Bay Area retail consultant Jeff Green said the upscale yoga-apparel brands are hurt by an overall decline in discretionary spending.
“Women will spend money on their families, their children, but not on themselves right now,” he said.
A workout look
Green, who advised Lucy during a period of rapid store expansion from 2004 to 2008, said he suspects that Eddie Bauer is trying to appeal to “time-stressed women” who like to project an image of working out, whether or not they actually do.
It’s a natural fit for Eddie Bauer, he said, but the competition is stiff. Others selling yoga clothes include J.Crew, Title Nine and Victoria’s Secret.
“A lot of discounters like T.J. Maxx and Target are starting to get into this niche, and they may be more successful given their mass and value appeal,” Green said, referring to the recession. “Eddie Bauer is getting into it a little late.”
T.J. Maxx and Marshalls sell yoga pants starting at $16.99, and tops for between $9.99 and $29.99. Sonya Cosentini, a spokeswoman for Framingham, Mass.-based TJX Cos., which operates T.J. Maxx and Marshalls stores, said women aren’t buying the clothes to do just yoga — but “also other things like run errands or lounge around the house.”
“It’s all about comfort and finding dual uses for things in your wardrobe,” she said.
Starting from parkas
Founded in 1920, Eddie Bauer rose to fame making down parkas for World War II pilots and outfitting major mountaineering expeditions. Its focus shifted to selling casual clothes for women after the Spiegel Group bought it in 1988. Fifteen years later, Spiegel filed for bankruptcy protection, and Eddie Bauer emerged as an independent company in 2005.
Eddie Bauer lost money in 2006, 2007 and the first nine months of 2008. Describing the fourth-quarter retail environment as “brutal,” the company plans to cut up to $15 million from its operating cost structure this year, after eliminating as much as $50 million last year.
Nearly 150 jobs at its downtown Bellevue headquarters have been cut, and its stock is down to less than $1 on the Nasdaq.
The new yoga line, which is sold on the company’s Web site and at 275 stores in the United States and Canada, aims to give customers a new reason to shop, Fiske said.

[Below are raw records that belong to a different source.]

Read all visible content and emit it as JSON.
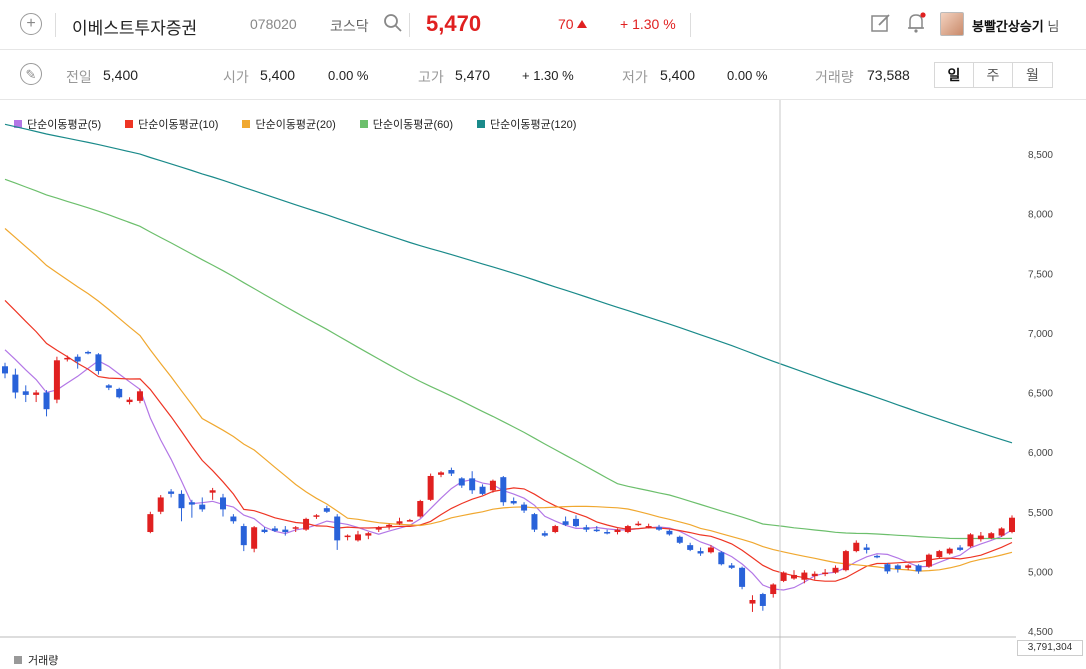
{
  "header": {
    "stock_name": "이베스트투자증권",
    "code": "078020",
    "market": "코스닥",
    "price": "5,470",
    "change": "70",
    "change_pct": "+ 1.30 %",
    "user_name": "봉빨간상승기",
    "user_suffix": "님"
  },
  "summary": {
    "prev_label": "전일",
    "prev_value": "5,400",
    "open_label": "시가",
    "open_value": "5,400",
    "open_pct": "0.00 %",
    "high_label": "고가",
    "high_value": "5,470",
    "high_pct": "+ 1.30 %",
    "low_label": "저가",
    "low_value": "5,400",
    "low_pct": "0.00 %",
    "volume_label": "거래량",
    "volume_value": "73,588"
  },
  "periods": [
    "일",
    "주",
    "월"
  ],
  "colors": {
    "up": "#e02020",
    "down": "#2962d9",
    "ma5": "#b377e6",
    "ma10": "#ee3524",
    "ma20": "#f0a830",
    "ma60": "#6cbf6c",
    "ma120": "#1a8a8a"
  },
  "volume": {
    "label": "거래량",
    "value": "3,791,304"
  },
  "chart_data": {
    "type": "candlestick",
    "y_ticks": [
      "8,500",
      "8,000",
      "7,500",
      "7,000",
      "6,500",
      "6,000",
      "5,500",
      "5,000",
      "4,500"
    ],
    "ylim": [
      4500,
      8500
    ],
    "legend": [
      "단순이동평균(5)",
      "단순이동평균(10)",
      "단순이동평균(20)",
      "단순이동평균(60)",
      "단순이동평균(120)"
    ],
    "candles": [
      [
        6720,
        6750,
        6620,
        6660
      ],
      [
        6650,
        6700,
        6450,
        6500
      ],
      [
        6510,
        6560,
        6420,
        6480
      ],
      [
        6480,
        6520,
        6420,
        6500
      ],
      [
        6500,
        6520,
        6300,
        6360
      ],
      [
        6440,
        6800,
        6410,
        6770
      ],
      [
        6780,
        6810,
        6760,
        6790
      ],
      [
        6800,
        6820,
        6700,
        6760
      ],
      [
        6840,
        6850,
        6820,
        6830
      ],
      [
        6820,
        6830,
        6650,
        6680
      ],
      [
        6560,
        6570,
        6520,
        6540
      ],
      [
        6530,
        6540,
        6450,
        6460
      ],
      [
        6420,
        6460,
        6400,
        6440
      ],
      [
        6430,
        6530,
        6410,
        6510
      ],
      [
        5330,
        5500,
        5320,
        5480
      ],
      [
        5500,
        5640,
        5480,
        5620
      ],
      [
        5670,
        5690,
        5620,
        5650
      ],
      [
        5650,
        5680,
        5420,
        5530
      ],
      [
        5580,
        5600,
        5450,
        5560
      ],
      [
        5560,
        5620,
        5500,
        5520
      ],
      [
        5660,
        5700,
        5600,
        5680
      ],
      [
        5620,
        5650,
        5460,
        5520
      ],
      [
        5460,
        5480,
        5400,
        5420
      ],
      [
        5380,
        5400,
        5170,
        5220
      ],
      [
        5190,
        5380,
        5160,
        5370
      ],
      [
        5350,
        5370,
        5320,
        5330
      ],
      [
        5360,
        5380,
        5330,
        5340
      ],
      [
        5350,
        5380,
        5300,
        5330
      ],
      [
        5360,
        5380,
        5330,
        5370
      ],
      [
        5350,
        5450,
        5340,
        5440
      ],
      [
        5460,
        5480,
        5440,
        5470
      ],
      [
        5530,
        5550,
        5490,
        5500
      ],
      [
        5460,
        5480,
        5180,
        5260
      ],
      [
        5290,
        5310,
        5260,
        5300
      ],
      [
        5260,
        5340,
        5250,
        5310
      ],
      [
        5300,
        5330,
        5270,
        5320
      ],
      [
        5350,
        5380,
        5330,
        5370
      ],
      [
        5380,
        5400,
        5350,
        5390
      ],
      [
        5400,
        5450,
        5390,
        5420
      ],
      [
        5430,
        5440,
        5420,
        5430
      ],
      [
        5460,
        5600,
        5450,
        5590
      ],
      [
        5600,
        5820,
        5590,
        5800
      ],
      [
        5810,
        5840,
        5790,
        5830
      ],
      [
        5850,
        5870,
        5800,
        5820
      ],
      [
        5780,
        5790,
        5700,
        5720
      ],
      [
        5780,
        5840,
        5650,
        5680
      ],
      [
        5710,
        5730,
        5640,
        5650
      ],
      [
        5680,
        5770,
        5660,
        5760
      ],
      [
        5790,
        5800,
        5550,
        5580
      ],
      [
        5590,
        5620,
        5560,
        5570
      ],
      [
        5560,
        5580,
        5490,
        5510
      ],
      [
        5480,
        5490,
        5330,
        5350
      ],
      [
        5320,
        5340,
        5290,
        5300
      ],
      [
        5330,
        5390,
        5320,
        5380
      ],
      [
        5420,
        5460,
        5380,
        5390
      ],
      [
        5440,
        5470,
        5370,
        5380
      ],
      [
        5370,
        5390,
        5330,
        5350
      ],
      [
        5350,
        5380,
        5330,
        5340
      ],
      [
        5330,
        5350,
        5310,
        5320
      ],
      [
        5330,
        5360,
        5310,
        5350
      ],
      [
        5330,
        5390,
        5320,
        5380
      ],
      [
        5390,
        5420,
        5380,
        5400
      ],
      [
        5380,
        5400,
        5360,
        5380
      ],
      [
        5370,
        5390,
        5340,
        5350
      ],
      [
        5340,
        5350,
        5300,
        5310
      ],
      [
        5290,
        5300,
        5230,
        5240
      ],
      [
        5220,
        5240,
        5170,
        5180
      ],
      [
        5170,
        5200,
        5130,
        5150
      ],
      [
        5160,
        5220,
        5150,
        5200
      ],
      [
        5160,
        5170,
        5050,
        5060
      ],
      [
        5050,
        5070,
        5020,
        5030
      ],
      [
        5030,
        5040,
        4850,
        4870
      ],
      [
        4730,
        4800,
        4660,
        4760
      ],
      [
        4810,
        4820,
        4670,
        4710
      ],
      [
        4810,
        4900,
        4780,
        4890
      ],
      [
        4920,
        5000,
        4910,
        4990
      ],
      [
        4940,
        5010,
        4930,
        4970
      ],
      [
        4930,
        5010,
        4900,
        4990
      ],
      [
        4960,
        5000,
        4930,
        4980
      ],
      [
        4990,
        5020,
        4960,
        4990
      ],
      [
        4990,
        5050,
        4980,
        5030
      ],
      [
        5010,
        5180,
        5000,
        5170
      ],
      [
        5170,
        5260,
        5160,
        5240
      ],
      [
        5200,
        5230,
        5150,
        5180
      ],
      [
        5130,
        5140,
        5110,
        5120
      ],
      [
        5060,
        5070,
        4980,
        5000
      ],
      [
        5050,
        5060,
        4990,
        5020
      ],
      [
        5030,
        5060,
        5010,
        5050
      ],
      [
        5050,
        5060,
        4980,
        5000
      ],
      [
        5040,
        5150,
        5030,
        5140
      ],
      [
        5120,
        5180,
        5110,
        5170
      ],
      [
        5150,
        5200,
        5140,
        5190
      ],
      [
        5200,
        5220,
        5170,
        5180
      ],
      [
        5210,
        5320,
        5200,
        5310
      ],
      [
        5270,
        5330,
        5250,
        5300
      ],
      [
        5280,
        5330,
        5270,
        5320
      ],
      [
        5300,
        5370,
        5290,
        5360
      ],
      [
        5330,
        5470,
        5320,
        5450
      ]
    ]
  }
}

“If you keep doing the same things in a recession, you’re destined to go down with the market,” he said. “We’re hoping to offer customers something new that’s a great value and a relevant part of their lifestyle.”
Jennifer Black, a Lake Oswego, Ore., retail consultant who describes herself as a physically fit baby boomer, said she’s checked out Eddie Bauer’s yoga line and likes it.
“The fabrics are really nice, and they hold you in,” she said. “For someone who wants that lululemon look but doesn’t want to spend that kind of money, it’s a good compromise.”